Transactional Memory  provides hardware support for multiple-address atomic memory operations. It is more general than DCAS but comes at a correspondingly higher cost. The proposed hardware implementation requires six new instructions, a second set of caches in the processor, twice the storage for cache lines actively involved in a transaction, and a more complicated ``commit'' protocol. Double LL/ SC appears to be a more practical solution because DCAS functionality is sufficient and significantly simpler to implement.
Oklahoma Update  provides an alternate implementation of multiple-address atomic memory operations. Rather than duplicating entire cache lines involved in transactions (as Transactional Memory does), Oklahoma Update requires only a reservation register per word used in their version of Load Linked. This register contains flags plus two words (and optionally two more). This contrasts with our implementation which requires a ``link address retained'' register per synchronized word and a single cache-line buffer for the delayed SCP. Our design can also work with a word register instead of an entire cache line to buffer the SCP. However, this approach adds complexity to the chip's logic, slows down the SC and increases the time the cache is locked so the savings are questionable. The Oklahoma Update attempts to implement some features in hardware (e.g. exponential backoff) which are better done in software, and which needlessly increase the complexity and size of the chip. Also, buffering of certain requests that come in during the ``pre-commit'' phase can cause two processors with non-interfering reservation sets to delay each other.

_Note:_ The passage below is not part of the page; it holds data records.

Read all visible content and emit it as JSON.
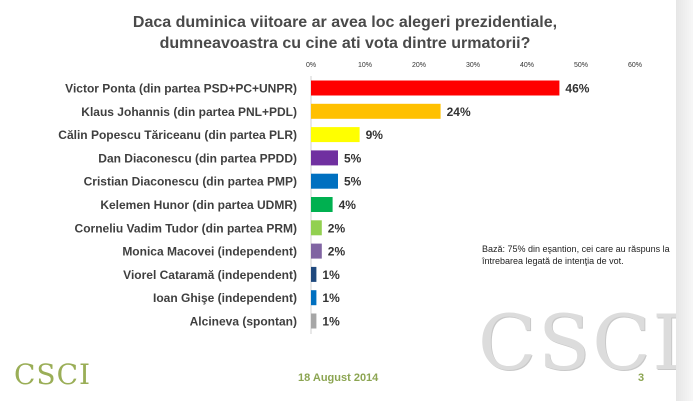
{
  "chart_data": {
    "type": "bar",
    "orientation": "horizontal",
    "title": "Daca duminica viitoare ar avea loc alegeri prezidentiale, dumneavoastra cu cine ati vota dintre urmatorii?",
    "title_lines": [
      "Daca duminica viitoare ar avea loc alegeri prezidentiale,",
      "dumneavoastra cu cine ati vota dintre urmatorii?"
    ],
    "categories": [
      "Victor Ponta (din partea PSD+PC+UNPR)",
      "Klaus Johannis (din partea PNL+PDL)",
      "Călin Popescu Tăriceanu (din partea PLR)",
      "Dan Diaconescu (din partea PPDD)",
      "Cristian Diaconescu (din partea PMP)",
      "Kelemen Hunor (din partea UDMR)",
      "Corneliu Vadim Tudor (din partea PRM)",
      "Monica Macovei (independent)",
      "Viorel Cataramă (independent)",
      "Ioan Ghişe (independent)",
      "Alcineva (spontan)"
    ],
    "values": [
      46,
      24,
      9,
      5,
      5,
      4,
      2,
      2,
      1,
      1,
      1
    ],
    "value_labels": [
      "46%",
      "24%",
      "9%",
      "5%",
      "5%",
      "4%",
      "2%",
      "2%",
      "1%",
      "1%",
      "1%"
    ],
    "colors": [
      "#ff0000",
      "#ffc000",
      "#ffff00",
      "#7030a0",
      "#0070c0",
      "#00b050",
      "#92d050",
      "#8064a2",
      "#1f497d",
      "#0070c0",
      "#a6a6a6"
    ],
    "xlim": [
      0,
      60
    ],
    "xticks": [
      0,
      10,
      20,
      30,
      40,
      50,
      60
    ],
    "xtick_labels": [
      "0%",
      "10%",
      "20%",
      "30%",
      "40%",
      "50%",
      "60%"
    ],
    "xlabel": "",
    "ylabel": "",
    "grid": false
  },
  "note": "Bază: 75% din eşantion, cei care au răspuns la întrebarea legată de intenţia de vot.",
  "logo_text": "CSCI",
  "date": "18 August 2014",
  "page_number": "3"
}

These different designs arise because of different assumptions regarding the number of memory locations that should be atomically updatable at one time. Transactional Memory paper conjectures between 10 and 100 and Oklahoma Update places the knee at 3 or 4. In general, more locations are better and more powerful. However, our implementation at 2 (DCAS) is by far the simplest extension to existing processor designs. A key contribution of our work is experience that indicates that DCAS is sufficient for practical performance, making the extra hardware complexity of the other schemes unnecessary.